In Collapse, Jared Diamond showed how whole societies collapsed (ran out of food and disappeared) when they failed to innovate enough. Instead of blaming lack of innovation, Diamond blames overfishing, overhunting, soil problems, and so on. His list of “different” causes of collapse is like a list of “different” kinds of paranoia: persecution by the FBI, persecution by the CIA, persecution by the police, and so on. If a society does the same thing over and over, at increasing intensity, eventually it will collapse. The collapse may have many proximate causes.

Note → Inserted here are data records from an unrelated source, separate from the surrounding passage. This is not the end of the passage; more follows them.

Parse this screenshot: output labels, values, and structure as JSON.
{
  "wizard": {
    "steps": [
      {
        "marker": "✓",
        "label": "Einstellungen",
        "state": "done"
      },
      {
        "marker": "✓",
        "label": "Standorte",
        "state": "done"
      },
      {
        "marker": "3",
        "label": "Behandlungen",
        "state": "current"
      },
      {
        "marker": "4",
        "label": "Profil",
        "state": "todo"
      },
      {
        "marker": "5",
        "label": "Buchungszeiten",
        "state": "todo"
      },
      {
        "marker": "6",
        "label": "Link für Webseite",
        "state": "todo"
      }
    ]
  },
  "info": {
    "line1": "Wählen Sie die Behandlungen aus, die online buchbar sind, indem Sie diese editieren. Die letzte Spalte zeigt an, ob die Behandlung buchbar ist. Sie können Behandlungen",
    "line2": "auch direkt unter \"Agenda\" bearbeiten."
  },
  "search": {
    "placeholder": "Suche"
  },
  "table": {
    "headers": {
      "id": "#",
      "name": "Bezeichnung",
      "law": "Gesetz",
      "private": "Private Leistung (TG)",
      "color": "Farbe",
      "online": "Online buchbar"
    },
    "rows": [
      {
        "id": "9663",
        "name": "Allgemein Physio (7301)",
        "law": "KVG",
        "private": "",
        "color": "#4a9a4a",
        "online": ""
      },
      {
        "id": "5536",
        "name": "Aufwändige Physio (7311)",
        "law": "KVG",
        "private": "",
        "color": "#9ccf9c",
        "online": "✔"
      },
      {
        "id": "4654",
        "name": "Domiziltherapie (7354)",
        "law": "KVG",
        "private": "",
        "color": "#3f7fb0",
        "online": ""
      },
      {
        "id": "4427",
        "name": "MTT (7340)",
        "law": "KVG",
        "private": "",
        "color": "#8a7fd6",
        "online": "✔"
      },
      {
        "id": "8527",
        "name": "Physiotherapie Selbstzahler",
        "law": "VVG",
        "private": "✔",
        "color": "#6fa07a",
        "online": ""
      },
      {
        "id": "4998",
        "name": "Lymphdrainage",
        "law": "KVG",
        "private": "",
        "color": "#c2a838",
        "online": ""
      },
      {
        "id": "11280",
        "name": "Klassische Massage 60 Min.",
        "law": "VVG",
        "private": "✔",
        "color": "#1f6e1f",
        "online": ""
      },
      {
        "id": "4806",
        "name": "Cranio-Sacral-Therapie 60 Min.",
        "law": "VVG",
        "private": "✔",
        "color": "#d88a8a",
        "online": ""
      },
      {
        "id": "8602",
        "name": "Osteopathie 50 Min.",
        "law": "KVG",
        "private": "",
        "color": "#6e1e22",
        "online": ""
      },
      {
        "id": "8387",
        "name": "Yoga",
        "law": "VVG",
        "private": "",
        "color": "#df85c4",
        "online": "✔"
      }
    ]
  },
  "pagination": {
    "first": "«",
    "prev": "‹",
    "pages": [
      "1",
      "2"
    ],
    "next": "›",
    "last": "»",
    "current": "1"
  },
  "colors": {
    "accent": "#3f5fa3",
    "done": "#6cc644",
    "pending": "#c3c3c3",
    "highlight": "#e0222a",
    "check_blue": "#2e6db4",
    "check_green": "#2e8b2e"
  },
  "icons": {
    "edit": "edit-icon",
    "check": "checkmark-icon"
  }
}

Tyler does not assume that all growth is good. Perhaps influenced by Robin Hanson, he points out that vast health care spending has done little for American health. Much poorer countries get the same results. When you spend four times as much but get the same results, it implies stagnation. Presumably the 20% we share with poor counties is spent on the oldest stuff. If so, the most recent 80% of growth was worthless and a great deal of it has been a kind of churning, useless research passed off as useful. It entered the health care system, people paid for it, but it didn’t help them. It is entirely possible that some of the expensive health care found in America but not poor countries is beneficial and some of it is harmful.
Tyler sees the forest — a society-wide failure to solve important problems. The tremendous accomplishment of his book is to bring the puzzle of stagnation to mainstream economic attention (“the most talked-about economics book of the year so far” according to this review). I am too far from economics to guess what influence it will have on research, but if mainstream economics becomes even 2% about innovation and stagnation (= lack of useful innovation), that will be great intellectual progress.